Everyone admits that this splendid fabric of our republic mole propria ruit [is in a state of collapse], that it must be succoured, that it indeed cannot subsist much longer without a miracle … Are our walls secure? The gates are open on all sides, the enemy enters the innermost reaches of our land, imposes contributions, starts fires, and takes prisoners. How can a country subsist without justice in its law courts, without control in its councils, and without order in its polity?
STANISŁAW LESZCZYŃSKI, 1734Our laws regarding the Jews are wrong. Their situation, outside a class, is wrong. It is wrong to place power over them in the hands of private individuals or special Jewish bureaucrats. It is wrong to consider them an evil nation and to offer them no fatherland. Worst of all is that we allow them to live with special laws and customs. Owing to this, they appear as a corpus in corpore, a state within a state; in view of the fact that Jewish laws and rites are different from ours, such a state of things gives rise to conflicts, confusion, mutual distrust, contempt, and hatred.

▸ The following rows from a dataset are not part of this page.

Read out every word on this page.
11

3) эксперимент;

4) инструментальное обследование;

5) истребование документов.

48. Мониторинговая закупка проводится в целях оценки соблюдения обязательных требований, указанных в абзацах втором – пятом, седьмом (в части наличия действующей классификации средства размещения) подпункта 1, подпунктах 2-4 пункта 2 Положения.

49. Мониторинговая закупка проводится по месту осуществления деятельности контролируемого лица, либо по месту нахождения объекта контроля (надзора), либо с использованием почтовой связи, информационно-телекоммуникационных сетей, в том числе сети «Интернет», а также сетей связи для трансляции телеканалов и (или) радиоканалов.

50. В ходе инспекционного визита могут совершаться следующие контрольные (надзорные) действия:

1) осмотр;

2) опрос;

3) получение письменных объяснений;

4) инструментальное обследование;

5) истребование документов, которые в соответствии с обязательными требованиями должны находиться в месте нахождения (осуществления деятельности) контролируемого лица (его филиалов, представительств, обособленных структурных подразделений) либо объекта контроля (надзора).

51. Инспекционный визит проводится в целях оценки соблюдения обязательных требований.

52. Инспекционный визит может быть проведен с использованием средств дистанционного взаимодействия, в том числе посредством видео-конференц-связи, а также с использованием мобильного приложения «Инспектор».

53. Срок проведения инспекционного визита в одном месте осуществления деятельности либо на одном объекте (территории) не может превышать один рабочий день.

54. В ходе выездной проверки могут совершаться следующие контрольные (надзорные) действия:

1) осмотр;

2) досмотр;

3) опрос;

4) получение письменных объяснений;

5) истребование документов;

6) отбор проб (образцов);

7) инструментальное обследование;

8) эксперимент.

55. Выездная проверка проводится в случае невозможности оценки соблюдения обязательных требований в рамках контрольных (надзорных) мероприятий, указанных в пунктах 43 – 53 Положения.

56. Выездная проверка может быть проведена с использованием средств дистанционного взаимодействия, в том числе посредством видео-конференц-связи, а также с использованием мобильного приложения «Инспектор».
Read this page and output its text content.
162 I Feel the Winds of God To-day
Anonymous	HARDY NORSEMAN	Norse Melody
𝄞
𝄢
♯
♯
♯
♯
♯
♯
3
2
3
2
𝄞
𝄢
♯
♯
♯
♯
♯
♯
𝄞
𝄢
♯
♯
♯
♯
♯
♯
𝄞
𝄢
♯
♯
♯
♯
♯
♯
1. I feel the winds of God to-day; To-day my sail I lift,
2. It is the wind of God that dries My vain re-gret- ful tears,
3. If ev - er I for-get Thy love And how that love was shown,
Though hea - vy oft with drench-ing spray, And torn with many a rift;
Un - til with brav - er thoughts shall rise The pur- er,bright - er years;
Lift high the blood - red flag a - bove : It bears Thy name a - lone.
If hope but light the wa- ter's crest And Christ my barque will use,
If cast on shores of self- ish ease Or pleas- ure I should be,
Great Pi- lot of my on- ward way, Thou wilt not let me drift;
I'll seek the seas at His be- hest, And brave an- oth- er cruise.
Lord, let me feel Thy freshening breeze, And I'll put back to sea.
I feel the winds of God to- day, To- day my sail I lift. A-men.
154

MATEUSZ BUTRYMOWICZ, February 1789ATTEMPTS TO REFORM THE POLITICAL AND SOCIAL SYSTEM OF THE COMMONWEALTH
THE REIGN of the last king of Poland, Stanisław August Poniatowski, who was elected in 1764, was characterized by an attempt, in accordance with the political principles of the Enlightenment, to reform the institutions of the Polish–Lithuanian Commonwealth. The need for radical change was widely recognized. According to the reformer Fr. Stanisław Staszic, writing in 1790, ‘The whole of Europe is already in the eighteenth century [while] Poland is still in the fifteenth century.’
Indeed Enlightenment ideas and calls for reform had not been entirely absent even in the period of Saxon rule between 1697 and 1763. The taxation system had been placed on a somewhat better footing as a consequence of the political settlement ratified at the Silent Sejm in 1717. Polish finances now had, for the first time, something approximating to a budget.